According to all data, occupational therapists are not frequently employed in psychosocial practice settings. There are all kinds of complexities behind this including
- historical lack of parity for reimbursement in mental health systems that drove professionals out of psychosocial practice
- lost opportunities for OTs to have legislative inclusion as QMHPs
- lack of vision and leadership in articulating the occupational therapy scope of practice
- analysis paralysis and inability to implement plans to reverse negative practice trends
- lack of mental health fieldwork mandates for occupational therapy students
These contributing factors can all be debated - and there are chicken and egg conversation to be had - but these still represent some of the most salient issues.
Pragmatically I see that there are rather large system needs. School systems become the de facto point of intervention for many mental health conditions (much to the dismay of schools who are poorly equipped to provide these services). The American Academy of Pediatrics wrote an interesting policy paper on this subject but I am not sure how well this has translated into action - and by action I mean movement toward sophisticated and functional interventions for mental health problems in schools.
We are lacking practice models and this is an uncomfortable position to start from. As the rest of the educational community evolves conversations about outcomes assessment and RTI models in special education I am not sure that we even have basic agreements about mental health interventions in schools. Certainly these fall within the special education purview, but what is the occupational therapy model? If a seven year old child has a bipolar disorder we assess their perceptual and motor and sensory processing skills that impact occupational participation - most OTs have training to understand that much - but how do we assess social functioning and ability to self regulate? And if we are lacking those assessment tools then how does our intervention fit into an RTI model?
It gets worse - because when the seven year old turns fourteen the problems have different complexity: now the child may have drug use, impulse control difficulties, physical or behavioral aggression, or worse. The way that a child holds a pencil doesn't seem to have the same relative level of importance in adolescence in context of more complex problems. Since we don't have many standardized assessments that measure self esteem, decision making, social skills, and progression in an occupational choice process - what does the occupational therapist do?
Now I know the answer to this question - because I am old and I went to school 20 years ago and I had a mental health fieldwork. I understand mental health interventions and although there may be a paucity of good adolescent mental health assessment tools I can fudge it in the interest of working on the problems and hope for a day when I have better tools to work with. This puts me at odds with a system that is going to demand outcomes based assessments but I can make it work.
However, young therapists don't have the contextual understanding of occupational therapy as a mental health intervention - and don't have those same practice models to fall back on. The danger of this is that children, at their most vulnerable states, will be at risk of occupational therapy that 'misses the mark.' Occupational therapists who don't know mental health interventions will only assess the fine motor skills of adolescents and there will be a real risk that they will not develop interventions that address the most salient needs of the children.

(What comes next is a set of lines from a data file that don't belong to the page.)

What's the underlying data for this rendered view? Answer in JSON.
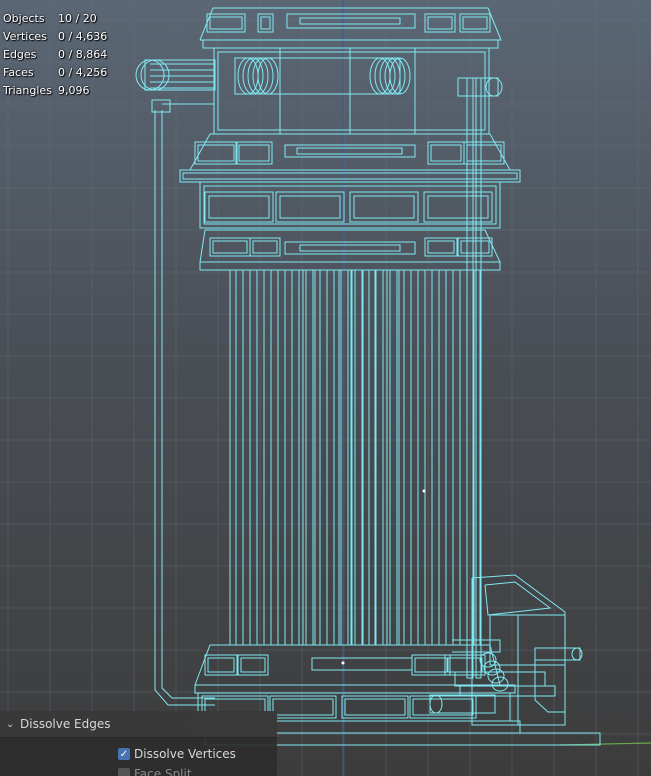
{
  "viewport": {
    "wire_color": "#7fe9f2",
    "background_top": "#5b6775",
    "background_bottom": "#3c3c3c"
  },
  "stats": [
    {
      "label": "Objects",
      "value": "10 / 20"
    },
    {
      "label": "Vertices",
      "value": "0 / 4,636"
    },
    {
      "label": "Edges",
      "value": "0 / 8,864"
    },
    {
      "label": "Faces",
      "value": "0 / 4,256"
    },
    {
      "label": "Triangles",
      "value": "9,096"
    }
  ],
  "operator_panel": {
    "title": "Dissolve Edges",
    "collapse_icon": "chevron-down-icon",
    "options": [
      {
        "label": "Dissolve Vertices",
        "checked": true
      },
      {
        "label": "Face Split",
        "checked": false
      }
    ]
  }
}
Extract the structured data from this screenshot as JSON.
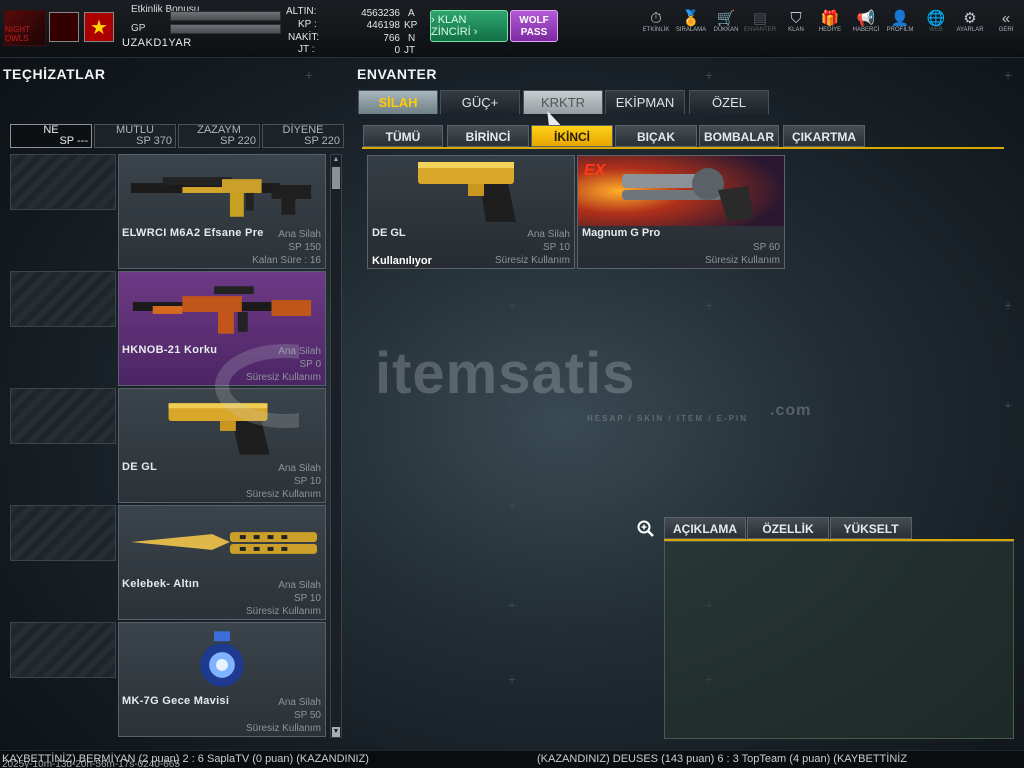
{
  "header": {
    "event_bonus_label": "Etkinlik Bonusu",
    "gp_label": "GP",
    "username": "UZAKD1YAR",
    "currencies": [
      {
        "label": "ALTIN:",
        "value": "4563236",
        "unit": "A"
      },
      {
        "label": "KP :",
        "value": "446198",
        "unit": "KP"
      },
      {
        "label": "NAKİT:",
        "value": "766",
        "unit": "N"
      },
      {
        "label": "JT :",
        "value": "0",
        "unit": "JT"
      }
    ],
    "klan_button": "› KLAN ZİNCİRİ ›",
    "wolf_button": "WOLF PASS",
    "nav": [
      {
        "label": "ETKİNLİK",
        "icon": "stopwatch-icon",
        "glyph": "⏱"
      },
      {
        "label": "SIRALAMA",
        "icon": "medal-icon",
        "glyph": "🏅"
      },
      {
        "label": "DÜKKAN",
        "icon": "cart-icon",
        "glyph": "🛒"
      },
      {
        "label": "ENVANTER",
        "icon": "inventory-icon",
        "glyph": "▤"
      },
      {
        "label": "KLAN",
        "icon": "shield-icon",
        "glyph": "⛉"
      },
      {
        "label": "HEDİYE",
        "icon": "gift-icon",
        "glyph": "🎁"
      },
      {
        "label": "HABERCİ",
        "icon": "megaphone-icon",
        "glyph": "📢"
      },
      {
        "label": "PROFİLM",
        "icon": "profile-icon",
        "glyph": "👤"
      },
      {
        "label": "WEB",
        "icon": "globe-icon",
        "glyph": "🌐"
      },
      {
        "label": "AYARLAR",
        "icon": "gear-icon",
        "glyph": "⚙"
      },
      {
        "label": "GERİ",
        "icon": "back-icon",
        "glyph": "«"
      }
    ],
    "logo_text": "NIGHT OWLS"
  },
  "left": {
    "title": "TEÇHİZATLAR",
    "modes": [
      {
        "name": "NE",
        "sp": "SP ---"
      },
      {
        "name": "MUTLU",
        "sp": "SP 370"
      },
      {
        "name": "ZAZAYM",
        "sp": "SP 220"
      },
      {
        "name": "DİYENE",
        "sp": "SP 220"
      }
    ],
    "items": [
      {
        "name": "ELWRCI M6A2 Efsane Pre",
        "r1": "Ana Silah",
        "r2": "SP 150",
        "r3": "Kalan Süre : 16"
      },
      {
        "name": "HKNOB-21 Korku",
        "r1": "Ana Silah",
        "r2": "SP 0",
        "r3": "Süresiz Kullanım"
      },
      {
        "name": "DE GL",
        "r1": "Ana Silah",
        "r2": "SP 10",
        "r3": "Süresiz Kullanım"
      },
      {
        "name": "Kelebek- Altın",
        "r1": "Ana Silah",
        "r2": "SP 10",
        "r3": "Süresiz Kullanım"
      },
      {
        "name": "MK-7G Gece Mavisi",
        "r1": "Ana Silah",
        "r2": "SP 50",
        "r3": "Süresiz Kullanım"
      }
    ]
  },
  "inventory": {
    "title": "ENVANTER",
    "tabs": [
      "SİLAH",
      "GÜÇ+",
      "KRKTR",
      "EKİPMAN",
      "ÖZEL"
    ],
    "subtabs": [
      "TÜMÜ",
      "BİRİNCİ",
      "İKİNCİ",
      "BIÇAK",
      "BOMBALAR",
      "ÇIKARTMA"
    ],
    "items": [
      {
        "name": "DE GL",
        "r1": "Ana Silah",
        "r2": "SP 10",
        "r3": "Süresiz Kullanım",
        "status": "Kullanılıyor"
      },
      {
        "name": "Magnum G Pro",
        "badge": "EX",
        "r2": "SP 60",
        "r3": "Süresiz Kullanım"
      }
    ],
    "detail_tabs": [
      "AÇIKLAMA",
      "ÖZELLİK",
      "YÜKSELT"
    ]
  },
  "watermark": {
    "text": "itemsatis",
    "sub": "HESAP / SKIN / ITEM / E-PIN",
    "com": ".com"
  },
  "ticker": {
    "left": "KAYBETTİNİZ) BERMİYAN (2 puan) 2 : 6 SaplaTV (0 puan) (KAZANDINIZ)",
    "right": "(KAZANDINIZ) DEUSES (143 puan) 6 : 3 TopTeam (4 puan) (KAYBETTİNİZ",
    "version": "2025y-10m-13d-20h-56m-17s-0240-665"
  },
  "colors": {
    "accent": "#ffcc00",
    "klan": "#1f8a5a",
    "wolf": "#9a3dc4",
    "rare": "#5c2d75"
  }
}
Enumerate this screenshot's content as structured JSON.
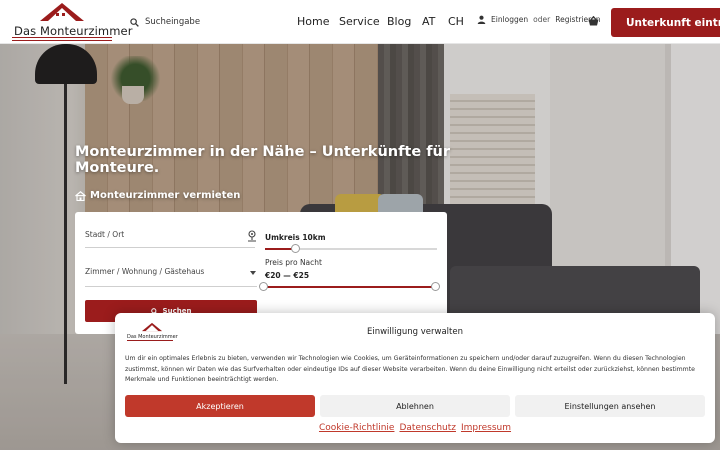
{
  "header": {
    "logo_text": "Das Monteurzimmer",
    "search_label": "Sucheingabe",
    "nav": [
      "Home",
      "Service",
      "Blog",
      "AT",
      "CH"
    ],
    "login_prefix": "Einloggen",
    "login_mid": "oder",
    "login_suffix": "Registrieren",
    "cta_label": "Unterkunft eintragen"
  },
  "hero": {
    "title": "Monteurzimmer in der Nähe – Unterkünfte für Monteure.",
    "rent_link": "Monteurzimmer vermieten"
  },
  "form": {
    "city_label": "Stadt / Ort",
    "room_type_label": "Zimmer / Wohnung / Gästehaus",
    "radius_label": "Umkreis 10km",
    "radius_fraction": 0.18,
    "price_label": "Preis pro Nacht",
    "price_range": "€20 — €25",
    "search_button": "Suchen"
  },
  "consent": {
    "logo_text": "Das Monteurzimmer",
    "title": "Einwilligung verwalten",
    "text": "Um dir ein optimales Erlebnis zu bieten, verwenden wir Technologien wie Cookies, um Geräteinformationen zu speichern und/oder darauf zuzugreifen. Wenn du diesen Technologien zustimmst, können wir Daten wie das Surfverhalten oder eindeutige IDs auf dieser Website verarbeiten. Wenn du deine Einwilligung nicht erteilst oder zurückziehst, können bestimmte Merkmale und Funktionen beeinträchtigt werden.",
    "accept": "Akzeptieren",
    "deny": "Ablehnen",
    "settings": "Einstellungen ansehen",
    "links": [
      "Cookie-Richtlinie",
      "Datenschutz",
      "Impressum"
    ]
  },
  "colors": {
    "brand": "#9b1c1c",
    "accept": "#c0392b"
  }
}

As a corollary - there was an interesting study by Liberman et al (1998) where there was a comparison of a creative arts based OT program and a pragmatic living skills training that was carried out by paraprofessionals under the supervision of an OT. The article states that the creative arts based program focused on participation in arts and crafts and discussion of feelings and goals. Not surprisingly the living skills training program was more effective across several measures - but the authors oddly concluded that paraprofessional living skills training was more effective than OT. A more correct conclusion is that OT focusing on living skills training was an effective intervention model - and it could be carried out with the use of paraprofessionals at a low cost! That interpretation was not offered - and I am certain that there was untold damage when many psychiatrists saw an abstract that showed how OT was ineffective in a well designed RCT.
School based practitioners who use an inappropriate model of intervention for children and adolescents with mental health problems run the risk of similar marginalization. How long will it be before someone completes a study that compares school based OT (that will invariably involve Brain Gym and Wilbarger Deep Pressure Protocols) with a functional living skills curriculum? Of course the school based OT will be determined to be 'less effective' and another opportunity to offer a functional service to a needy population will be lost.
We can work on this problem by articulating functional practice models that make sense and address mental health concerns of children in schools. We can strengthen our professional skill set by reinforcing psychosocial practice during fieldwork mandates. We can work toward using or if needed developing standardized assessments so that our mental health interventions in schools can move toward a level of sophistication where we can participate in reliable outcomes assessment.
If we fail to act we will be replaced. That doesn't matter for us nearly as much as it matters for children who can benefit from psychosocial occupational therapy interventions in schools.
Committee on School Health (2004). School-based mental health services. Pediatrics, 113, 1839-1845.
Liberman, R., M.D., et.al. (1998). Skills training versus psychosocial occupational therapy for persons with persistent schizophrenia. American Journal of Psychiatry, 155, 1087-1091.